Cameron Carter-Vickers – 6
Left: July 2022
Won: Scottish Premiership 2022/23, 2023/24, Scottish Cup 2022/23, 2023/24, Scottish League Cup 2022/23, 2024/25 (Celtic)
Having won the league and League Cup while on loan in Glasgow (which sadly means they can’t officially count towards this list), promptly went one better by winning the lot after making the move permanent. Is thus one of two former Spurs players to be involved in all Big Ange Postecoglou’s five Celtic trophies, alongside Joe Hart.
And has subsequently won another league and cup double, while already having this season’s League Cup winner’s medal in an increasingly bulgy collection.
Joe Hart – 7
Left August 2021
Won: Scottish Premiership 2021/22, 2022/23, 2023/24, Scottish Cup 2022/23, 2023/24, Scottish League Cup 2021/22, 2022/2023 (Celtic)
A key member of Postecoglou’s all-conquering Celtic after being unceremoniously told he was surplus to Spurs requirements by Nuno Espirito Santo, which turned out to be quite the break. And whatever did happen to Nuno?
Hossam Ghaly – 8
Left: January 2009
Won: Egyptian Premier League 2010/11, 2015/16, 2016/17, 2017/18, Egypt Cup 2016/17, Egyptian Super Cup 2010/11, 2014/15, 2015/16 (Al Ahly)
Gets in on a technicality: he was a Spurs player during the 2008 Carling Cup win, but was at the time on loan at Derby. That’ll do for us, because it’s funny to remember that time he threw his shirt isn’t it? Also won a whole bunch of stuff after returning to Egypt.
Paulinho – 9
Left: July 2015
Won: AFC Champions League 2015, Chinese Super League 2015, 2016, 2019, Chinese FA Cup 2016, Chinese FA Super Cup 2016, 2017 (Guangzhou Evergrande), La Liga 2017/18, Copa del Rey 2017/18 (Barcelona)
A genuinely baffling career path providing one of the very best ‘Senior career’ sidebars Wikipedia has to offer.

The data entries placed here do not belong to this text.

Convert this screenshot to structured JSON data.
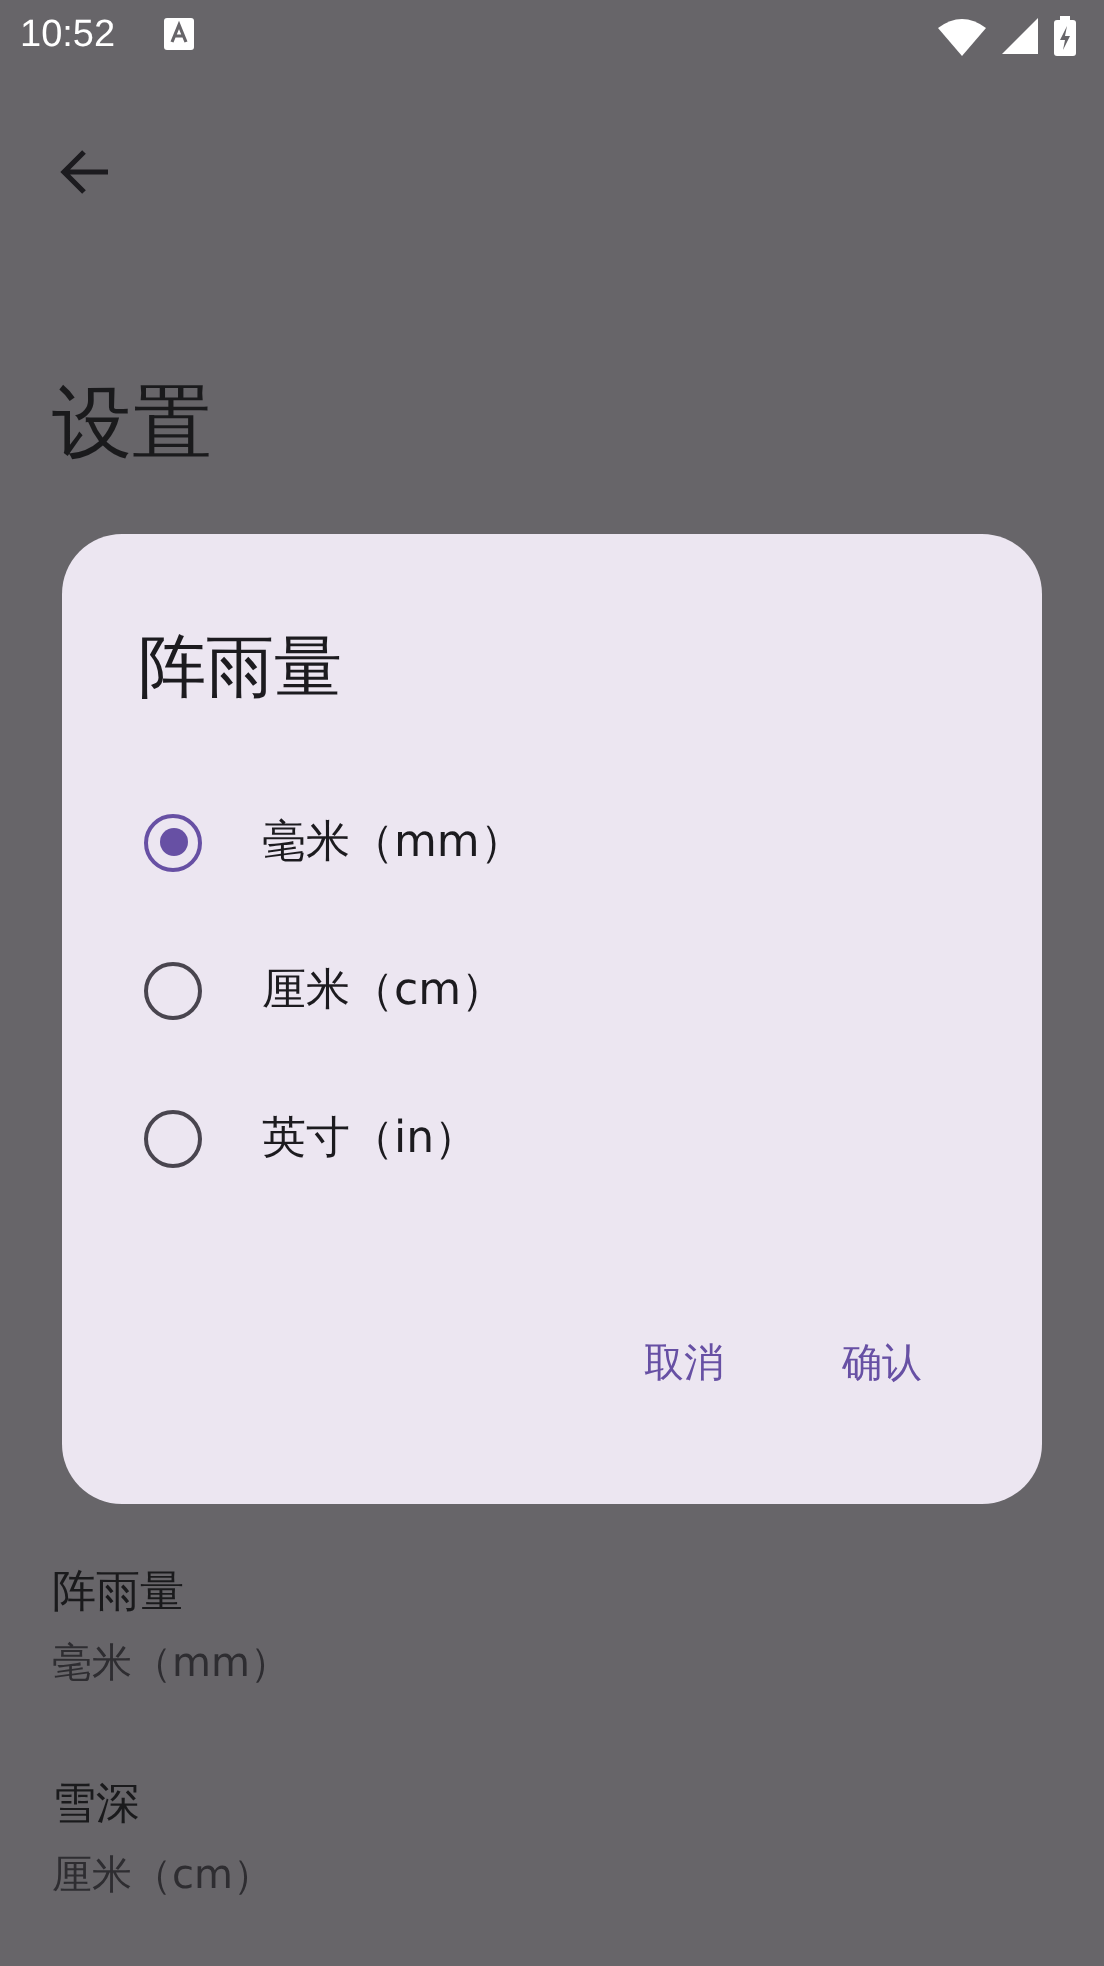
{
  "status_bar": {
    "time": "10:52"
  },
  "page": {
    "title": "设置",
    "items": [
      {
        "title": "阵雨量",
        "value": "毫米（mm）"
      },
      {
        "title": "雪深",
        "value": "厘米（cm）"
      }
    ]
  },
  "dialog": {
    "title": "阵雨量",
    "options": [
      {
        "label": "毫米（mm）",
        "selected": true
      },
      {
        "label": "厘米（cm）",
        "selected": false
      },
      {
        "label": "英寸（in）",
        "selected": false
      }
    ],
    "buttons": [
      "取消",
      "确认"
    ]
  }
}
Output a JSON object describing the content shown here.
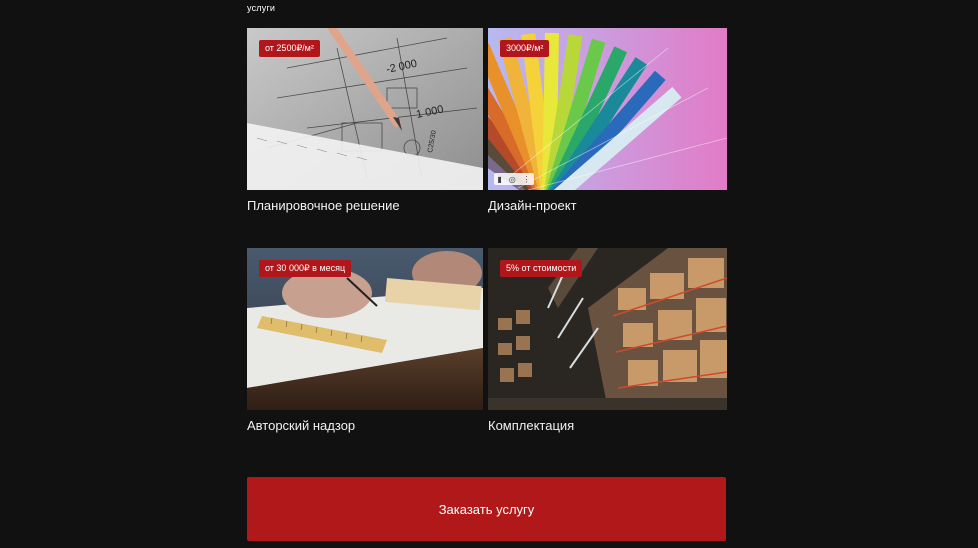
{
  "section": {
    "label": "услуги"
  },
  "cards": [
    {
      "title": "Планировочное решение",
      "price": "от 2500₽/м²",
      "image_icon": "blueprint-pencil-image"
    },
    {
      "title": "Дизайн-проект",
      "price": "3000₽/м²",
      "image_icon": "color-swatch-fan-image"
    },
    {
      "title": "Авторский надзор",
      "price": "от 30 000₽ в месяц",
      "image_icon": "drafting-hands-image"
    },
    {
      "title": "Комплектация",
      "price": "5% от стоимости",
      "image_icon": "warehouse-shelves-image"
    }
  ],
  "cta": {
    "label": "Заказать услугу"
  },
  "colors": {
    "background": "#111111",
    "accent": "#b0181a",
    "text": "#ffffff"
  }
}
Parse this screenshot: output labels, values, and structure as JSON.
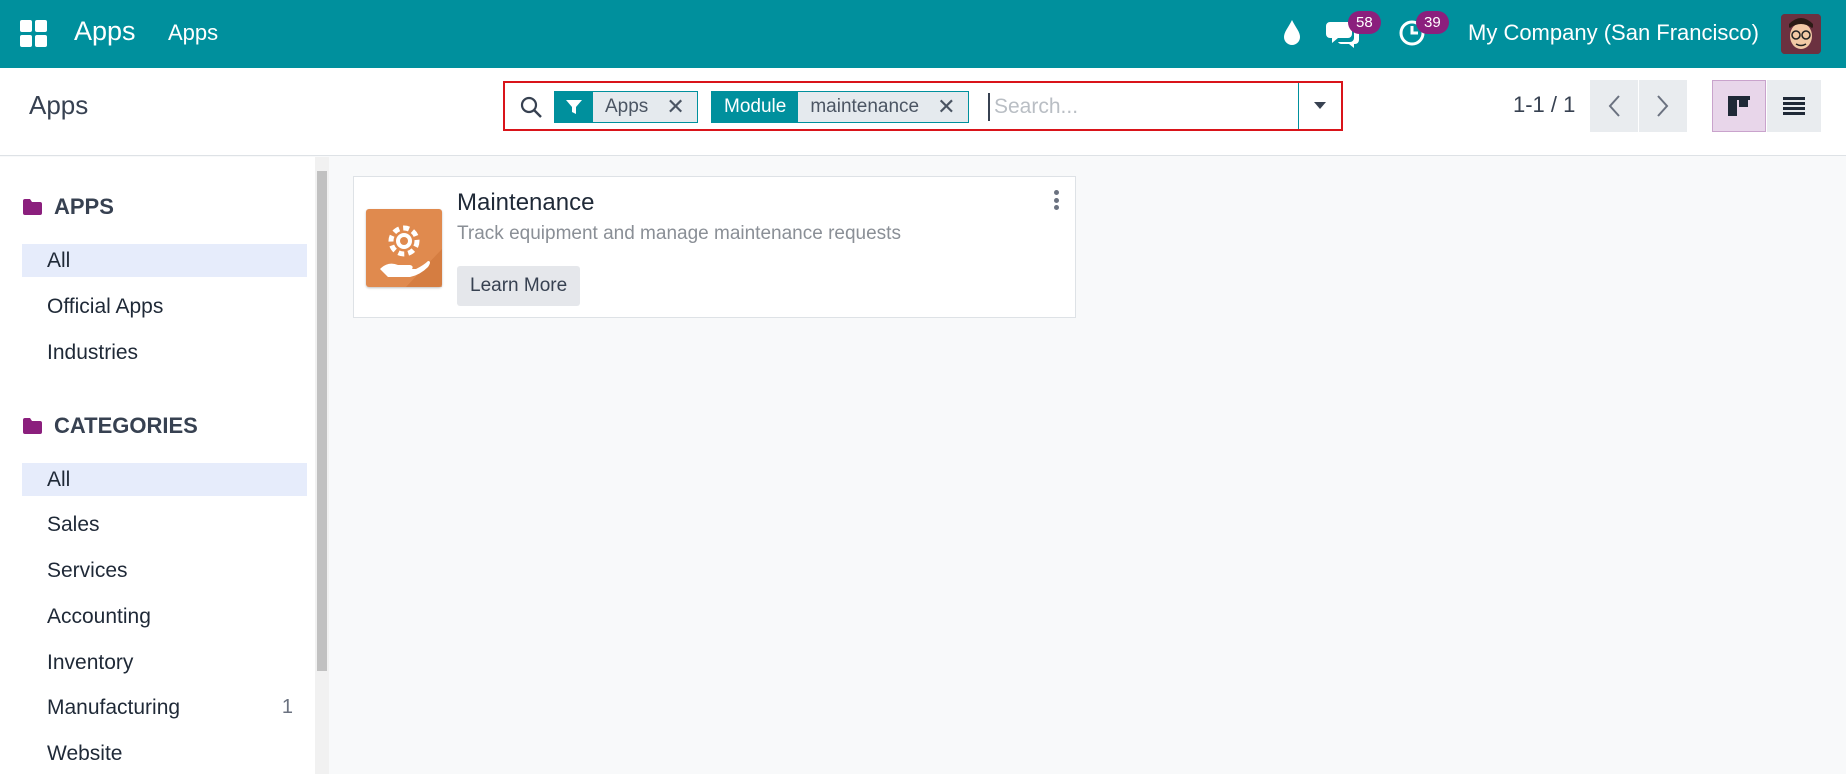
{
  "topbar": {
    "brand": "Apps",
    "menu_apps": "Apps",
    "messages_count": "58",
    "activities_count": "39",
    "company": "My Company (San Francisco)",
    "accent": "#00909d",
    "badge_color": "#8b1f7d",
    "icons": [
      "app-grid-icon",
      "droplet-icon",
      "chat-icon",
      "clock-icon",
      "avatar"
    ]
  },
  "control": {
    "title": "Apps",
    "search": {
      "facets": [
        {
          "label": "",
          "icon": "filter-icon",
          "value": "Apps"
        },
        {
          "label": "Module",
          "value": "maintenance"
        }
      ],
      "placeholder": "Search..."
    },
    "pager": "1-1 / 1",
    "views": [
      "kanban",
      "list"
    ]
  },
  "sidebar": {
    "sections": [
      {
        "title": "APPS",
        "items": [
          {
            "label": "All",
            "active": true
          },
          {
            "label": "Official Apps"
          },
          {
            "label": "Industries"
          }
        ]
      },
      {
        "title": "CATEGORIES",
        "items": [
          {
            "label": "All",
            "active": true
          },
          {
            "label": "Sales"
          },
          {
            "label": "Services"
          },
          {
            "label": "Accounting"
          },
          {
            "label": "Inventory"
          },
          {
            "label": "Manufacturing",
            "count": "1"
          },
          {
            "label": "Website"
          }
        ]
      }
    ]
  },
  "cards": [
    {
      "title": "Maintenance",
      "description": "Track equipment and manage maintenance requests",
      "button": "Learn More",
      "icon_color": "#e08a4e"
    }
  ]
}
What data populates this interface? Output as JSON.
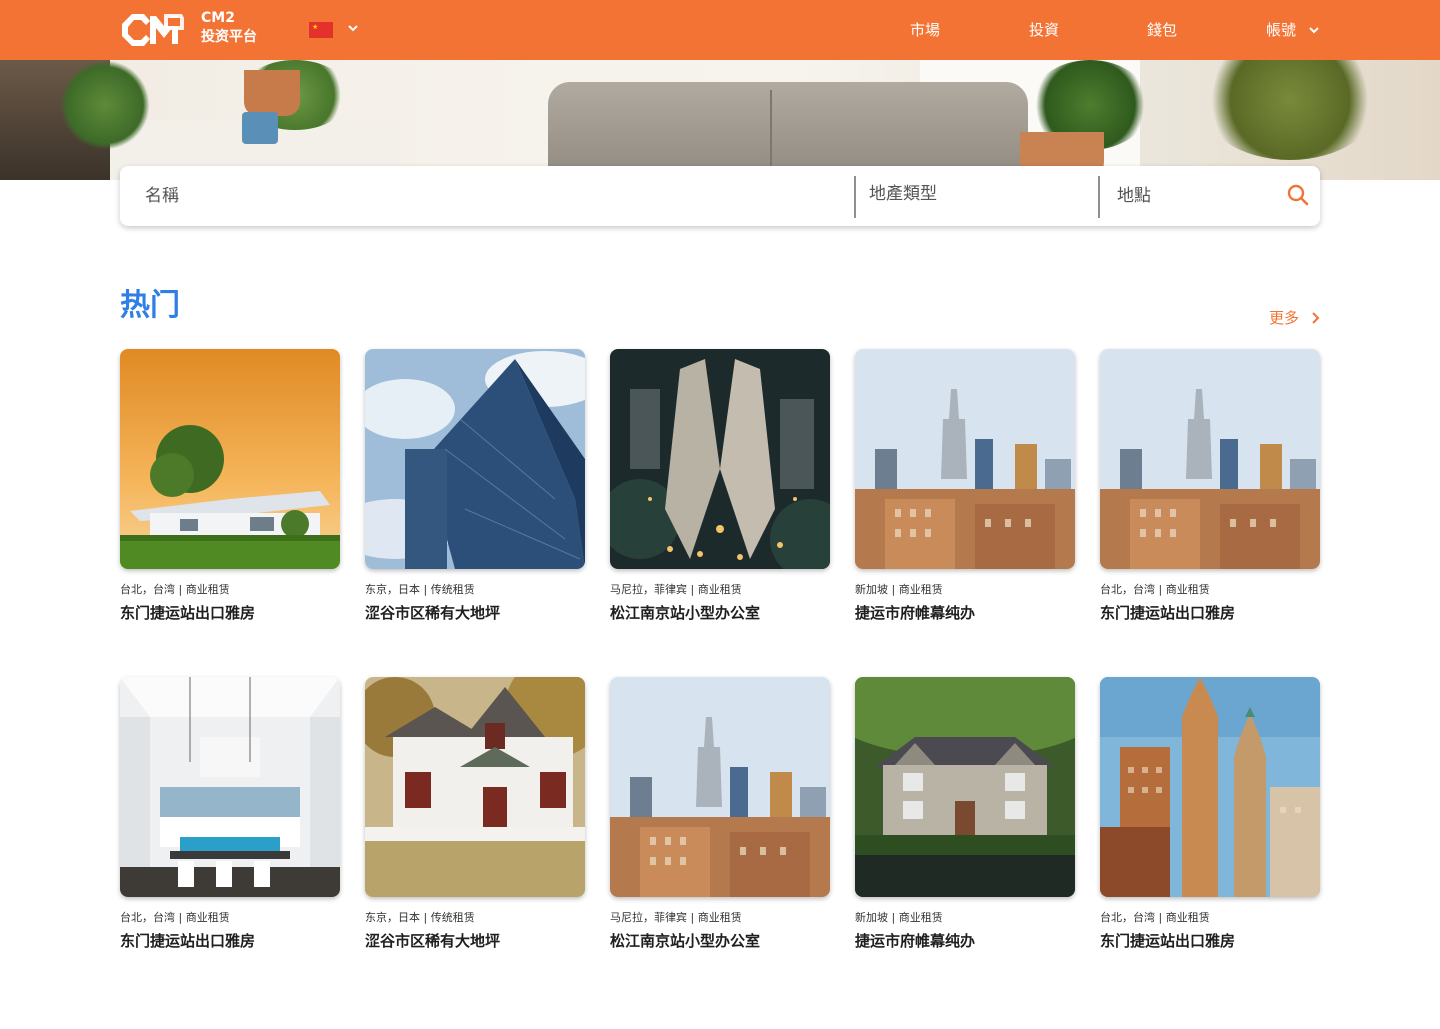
{
  "header": {
    "brand_line1": "CM2",
    "brand_line2": "投资平台",
    "language_flag": "china-flag-icon",
    "nav": {
      "market": "市場",
      "invest": "投資",
      "wallet": "錢包",
      "account": "帳號"
    },
    "accent_color": "#f37335"
  },
  "search": {
    "name_placeholder": "名稱",
    "type_placeholder": "地產類型",
    "location_placeholder": "地點",
    "icon": "search-icon"
  },
  "section": {
    "title": "热门",
    "title_color": "#2f7fe5",
    "more_label": "更多"
  },
  "listings": [
    {
      "meta": "台北，台湾 | 商业租赁",
      "title": "东门捷运站出口雅房",
      "image": "house-sunset"
    },
    {
      "meta": "东京，日本 | 传统租赁",
      "title": "涩谷市区稀有大地坪",
      "image": "glass-tower"
    },
    {
      "meta": "马尼拉，菲律宾 | 商业租赁",
      "title": "松江南京站小型办公室",
      "image": "twin-towers-night"
    },
    {
      "meta": "新加坡 | 商业租赁",
      "title": "捷运市府帷幕纯办",
      "image": "city-skyline"
    },
    {
      "meta": "台北，台湾 | 商业租赁",
      "title": "东门捷运站出口雅房",
      "image": "city-skyline"
    },
    {
      "meta": "台北，台湾 | 商业租赁",
      "title": "东门捷运站出口雅房",
      "image": "kitchen-interior"
    },
    {
      "meta": "东京，日本 | 传统租赁",
      "title": "涩谷市区稀有大地坪",
      "image": "white-cottage"
    },
    {
      "meta": "马尼拉，菲律宾 | 商业租赁",
      "title": "松江南京站小型办公室",
      "image": "city-skyline"
    },
    {
      "meta": "新加坡 | 商业租赁",
      "title": "捷运市府帷幕纯办",
      "image": "stone-manor"
    },
    {
      "meta": "台北，台湾 | 商业租赁",
      "title": "东门捷运站出口雅房",
      "image": "art-deco-towers"
    }
  ]
}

Almost the only part of it that makes any kind of sense is ‘two disappointing trophyless years at Spurs’.
Kyle Walker – 17
Left: July 2017
Won: Champions League 2022/23, Premier League 2017/18, 2018/19, 2020/21, 2021/22, 2022/23, 2023/24, FA Cup 2018/19, 2020/23, League Cup 2017/18, 2018/19, 2019/20, 2020/21, FIFA Club World Cup 2023, UEFA Super Cup 2023, Community Shield 2019, 2020 (Manchester City)
His £50m move to Manchester City back in 2017 was widely heralded as one of those ‘good news for everyone’ transfers. But mainly for Manchester City and Kyle Walker, it turned out.
Luka Modric – 27
Left: August 2012
Won: Champions League 2013/14, 2015/16, 2016/17, 2017/18, 2021/22, 2023/24, FIFA Club World Cup 2014, 2016, 2017, 2018, 2022, La Liga 2016/17, 2019/20, 2021/22, 2023/24, Copa del Rey 2013/14, 2022/23, UEFA Supercup 2014, 2016, 2017, 2022, 2024, Supercopa de Espana 2012, 2017, 2020, 2022, 2024 (Real Madrid)
Yeah, the bloke who beat Alex Song to the worst La Liga signing of 2012 has done all right in the end.